345. Animal Behavior. A study of the diverse and fascinating range of animal behavior. How do we explain that in various animals we can observe infanticide, competition, and polygamy, but also cooperation, altruism, and monogamy? Using an evolutionary approach, this course will examine both the proximate mechanisms and ultimate reasons that explain the great variety of animal behavior as elucidated by animal behaviorists through ingenious experimentation and patient observation. Prerequisite: Junior standing science major. Cross-listed with PSYC 345. (1 course credit).

350. Science Seminar. An introduction to the literature of the physical and biological sciences, providing the student with the opportunity to prepare and present reports. Speakers from outside the College are invited to speak each semester. May be repeated for credit. CR/NC. (0.25 course credit).

354. Molecular Biology. A course designed to explore the biology and molecular regulation of gene expression. Emphasis is placed on how gene expression is controlled in both eukaryotic and prokaryotic systems. Topics will include gene transfer in microorganisms and the genetic basis of cell specialization in eukaryotes. Manipulation of these processes in the laboratory will also be discussed. Alternate years. Prerequisite: C- grade or better in Biology 200 or permission of the instructor. (1 course credit).

355. Molecular Biology Laboratory. Molecular biology laboratory is the companion course to BIOL 354 and will practice concepts taught in the lecture. Basic molecular biology techniques will be employed and include the preparation of reagents, DNA isolation, plasmid manipulation and DNA transfection. Students will have the opportunity to apply current recombinant in vitro DNA technology in preparation and expression of a transgene using a prokaryotic system. Alternate years. Prerequisite: C- grade or better in Biology 200. Co-requisite: Biology 354. (0.5 course credit).

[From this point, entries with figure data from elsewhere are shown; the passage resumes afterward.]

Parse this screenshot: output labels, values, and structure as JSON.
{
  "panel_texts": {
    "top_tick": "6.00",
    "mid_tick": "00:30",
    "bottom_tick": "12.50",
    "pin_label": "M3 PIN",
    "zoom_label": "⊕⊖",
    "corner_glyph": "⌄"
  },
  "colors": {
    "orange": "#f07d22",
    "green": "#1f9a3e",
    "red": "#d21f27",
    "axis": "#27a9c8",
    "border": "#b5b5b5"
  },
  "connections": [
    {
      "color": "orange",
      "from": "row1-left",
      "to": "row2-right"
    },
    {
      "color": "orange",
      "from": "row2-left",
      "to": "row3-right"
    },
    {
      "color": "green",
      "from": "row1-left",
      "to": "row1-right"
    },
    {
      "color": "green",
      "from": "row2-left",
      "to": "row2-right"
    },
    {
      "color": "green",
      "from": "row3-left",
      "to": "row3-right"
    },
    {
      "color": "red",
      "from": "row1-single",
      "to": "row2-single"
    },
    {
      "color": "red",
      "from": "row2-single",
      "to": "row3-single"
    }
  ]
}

440. Research I. An individual research project chosen by the student in consultation with the biology faculty. Includes designing and executing a research project as well as keeping a detailed laboratory notebook. Prerequisite: C- grade or better in BIOL 210. (0.5 course credit).

450. Research II. A continuation of Research I. Students are expected to finish the research projects they began in BIOL 440. The main focus of this course will be analyzing and prsenting research results in poster format and in a formal scientific paper. Students will be further required to serve as mentors to their peers enrolled in Research I. Prerequisite: BIOL 440. (0.5 course credit)

*”G” courses fulfill the life science general education requirement.  BIOL 101 and 201 are recommended for non-majors.  BIOL 150 or BIOL 155 are recommended for science majors or other exceptional students with consent of the instructor.